INSTRUCTIONS FOR REIMBURSEMENT - HEALTH CARE SPENDING ACCOUNT
Make sure you complete Section B in its entirety.
To request health care expense reimbursement, a copy of your statement, bill or receipt from your health care service provider(s) showing the services received must be attached to this form. This statement must clearly identify the service provider's name and address, date and type of service provided, and amount of expense.
For reimbursement of prescription costs, you must supply prescription name and number.
Reimbursement cannot be claimed if the cost can be reimbursed under any other source.
Expenses for "cosmetic surgery" are ineligible for reimbursement through the Health Care Spending Account. The services must promote proper function of the body or must be designed to treat, prevent, cure or mitigate a specific medical condition as defined by IRS regulations. A letter from your health care provider indicating the services are medically necessary must be submitted with the request for reimbursement of services that are generally considered cosmetic in nature.
Orthodontic procedures for primarily cosmetic reasons are not eligible for reimbursement.
Services must have been incurred to receive reimbursement. You may not request reimbursement until you have received the service, regardless of when you pay for it.
Reimbursement can only be made for expenses resulting from services that have been provided within your period of coverage. Your period of coverage is January 1 through December 31 if you enroll during the open enrollment period. If you enroll during the plan year as a new hire, your period of coverage begins on the 61st calendar day of your employment.
The expenses for which you receive reimbursement cannot be claimed on your income tax return.
According to IRS regulation, any unused year-end balance in your spending account may not be carried over to the next plan year. It will be forfeited to New York State, as your employer.
If a service is provided during your current period of coverage and will continue to be provided in a subsequent plan year, you will not receive reimbursement for the services you receive in that subsequent plan year unless you re-enroll in the account(s) and submit a reimbursement request form for that period.

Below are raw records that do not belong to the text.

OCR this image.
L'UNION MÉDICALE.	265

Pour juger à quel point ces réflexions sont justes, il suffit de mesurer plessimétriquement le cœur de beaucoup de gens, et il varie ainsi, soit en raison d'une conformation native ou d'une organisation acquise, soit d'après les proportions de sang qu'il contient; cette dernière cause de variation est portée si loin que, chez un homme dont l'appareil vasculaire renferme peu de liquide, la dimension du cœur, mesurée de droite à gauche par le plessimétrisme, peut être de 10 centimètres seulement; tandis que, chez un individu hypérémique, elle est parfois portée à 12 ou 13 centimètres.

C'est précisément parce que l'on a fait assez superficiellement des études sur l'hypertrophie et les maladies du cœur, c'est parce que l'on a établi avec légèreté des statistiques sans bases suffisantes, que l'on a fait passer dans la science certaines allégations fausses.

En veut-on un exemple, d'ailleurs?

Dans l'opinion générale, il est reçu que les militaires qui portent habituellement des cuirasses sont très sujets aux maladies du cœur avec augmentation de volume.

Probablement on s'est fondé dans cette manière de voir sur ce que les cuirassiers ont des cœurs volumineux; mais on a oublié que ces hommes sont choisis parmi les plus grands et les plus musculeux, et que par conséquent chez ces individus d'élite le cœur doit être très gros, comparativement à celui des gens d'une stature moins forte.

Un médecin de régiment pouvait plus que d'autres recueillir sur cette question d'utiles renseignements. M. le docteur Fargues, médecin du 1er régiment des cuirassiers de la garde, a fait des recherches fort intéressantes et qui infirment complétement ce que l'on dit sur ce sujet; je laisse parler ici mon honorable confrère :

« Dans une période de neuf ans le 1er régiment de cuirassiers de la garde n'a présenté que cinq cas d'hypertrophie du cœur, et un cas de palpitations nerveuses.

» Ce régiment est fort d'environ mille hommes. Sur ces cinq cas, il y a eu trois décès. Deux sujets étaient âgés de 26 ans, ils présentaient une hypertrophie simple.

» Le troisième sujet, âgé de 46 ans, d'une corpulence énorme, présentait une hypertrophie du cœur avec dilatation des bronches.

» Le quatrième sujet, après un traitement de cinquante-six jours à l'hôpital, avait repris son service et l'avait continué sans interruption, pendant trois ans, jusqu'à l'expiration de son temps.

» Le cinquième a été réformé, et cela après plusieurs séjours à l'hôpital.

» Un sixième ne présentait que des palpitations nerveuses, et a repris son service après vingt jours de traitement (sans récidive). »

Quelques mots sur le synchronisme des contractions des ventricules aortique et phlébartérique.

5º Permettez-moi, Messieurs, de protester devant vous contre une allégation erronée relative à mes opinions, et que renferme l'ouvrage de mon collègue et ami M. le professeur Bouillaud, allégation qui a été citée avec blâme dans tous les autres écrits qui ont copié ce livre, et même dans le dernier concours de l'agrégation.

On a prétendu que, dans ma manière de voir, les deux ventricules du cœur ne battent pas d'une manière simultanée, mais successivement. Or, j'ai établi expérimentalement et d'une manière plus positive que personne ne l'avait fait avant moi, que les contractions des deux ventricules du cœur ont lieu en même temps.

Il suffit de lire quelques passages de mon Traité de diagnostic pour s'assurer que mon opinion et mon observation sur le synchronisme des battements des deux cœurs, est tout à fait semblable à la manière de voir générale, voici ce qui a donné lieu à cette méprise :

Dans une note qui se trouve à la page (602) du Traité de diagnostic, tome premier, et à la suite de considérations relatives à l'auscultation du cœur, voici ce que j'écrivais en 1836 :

If dates of service begin in one plan year and end in the next plan year, and you are enrolled for both years, please prorate the expenses and complete a separate form for each plan year.

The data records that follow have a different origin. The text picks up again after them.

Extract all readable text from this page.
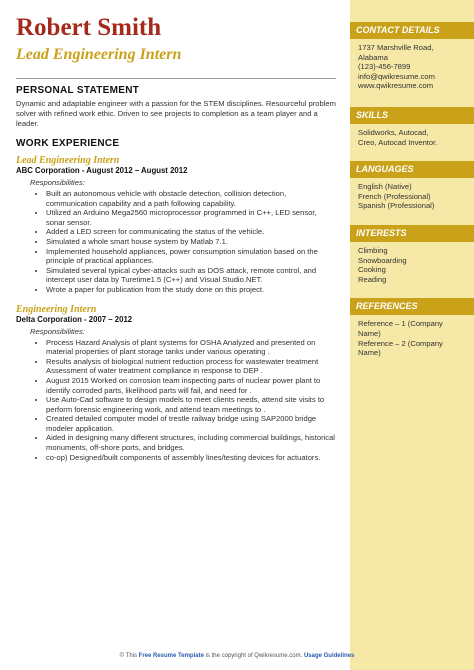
Robert Smith
Lead Engineering Intern
PERSONAL STATEMENT

Dynamic and adaptable engineer with a passion for the STEM disciplines. Resourceful problem solver with refined work ethic. Driven to see projects to completion as a team player and a leader.

WORK EXPERIENCE
Lead Engineering Intern
ABC Corporation - August 2012 – August 2012
Responsibilities:
• Built an autonomous vehicle with obstacle detection, collision detection, communication capability and a path following capability.
• Utilized an Arduino Mega2560 microprocessor programmed in C++, LED sensor, sonar sensor.
• Added a LED screen for communicating the status of the vehicle.
• Simulated a whole smart house system by Matlab 7.1.
• Implemented household appliances, power consumption simulation based on the principle of practical appliances.
• Simulated several typical cyber-attacks such as DOS attack, remote control, and intercept user data by Turetime1.5 (C++) and Visual Studio.NET.
• Wrote a paper for publication from the study done on this project.
Engineering Intern
Delta Corporation - 2007 – 2012
Responsibilities:
• Process Hazard Analysis of plant systems for OSHA Analyzed and presented on material properties of plant storage tanks under various operating .
• Results analysis of biological nutrient reduction process for wastewater treatment Assessment of water treatment compliance in response to DEP .
• August 2015 Worked on corrosion team inspecting parts of nuclear power plant to identify corroded parts, likelihood parts will fail, and need for .
• Use Auto-Cad software to design models to meet clients needs, attend site visits to perform forensic engineering work, and attend team meetings to .
• Created detailed computer model of trestle railway bridge using SAP2000 bridge modeler application.
• Aided in designing many different structures, including commercial buildings, historical monuments, off-shore ports, and bridges.
• co-op) Designed/built components of assembly lines/testing devices for actuators.
CONTACT DETAILS
1737 Marshville Road,
Alabama
(123)-456-7899
info@qwikresume.com
www.qwikresume.com
SKILLS
Solidworks, Autocad,
Creo, Autocad Inventor.
LANGUAGES
English (Native)
French (Professional)
Spanish (Professional)
INTERESTS
Climbing
Snowboarding
Cooking
Reading
REFERENCES
Reference – 1 (Company
Name)
Reference – 2 (Company
Name)
© This Free Resume Template is the copyright of Qwikresume.com. Usage Guidelines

New York State has allowed for a 90 day grace period after the end of your plan year during which you may submit reimbursement requests for services which occurred during the period of coverage. Refer to your enrollment kit for detailed information.
Copies of cancelled checks are not sufficient documentation of incurred expenses.
Please send legible photocopies of your original statements, bills or receipts, and retain the originals for your records.
Be sure to sign and date this form, after reading it carefully. Mail or fax the white copy to FBMC, and retain the yellow copy for your records.
You may access your account information or request Reimbursement Request forms 24 hours each day by calling FBMC's toll-free Interactive Benefits Information Line at 1-800-865-3262.
Mail only the white copy to:
Fringe Benefits Management Company
Post Office Box 1800
Tallahassee, Florida 32302-1800
CUSTOMER SERVICE: (800) 342-8017 - FAX: (800) 743-3271
Interactive Benefits Information Line (800) 865-3262
If you fax your Reimbursement Request form to FBMC, do not mail the white copy.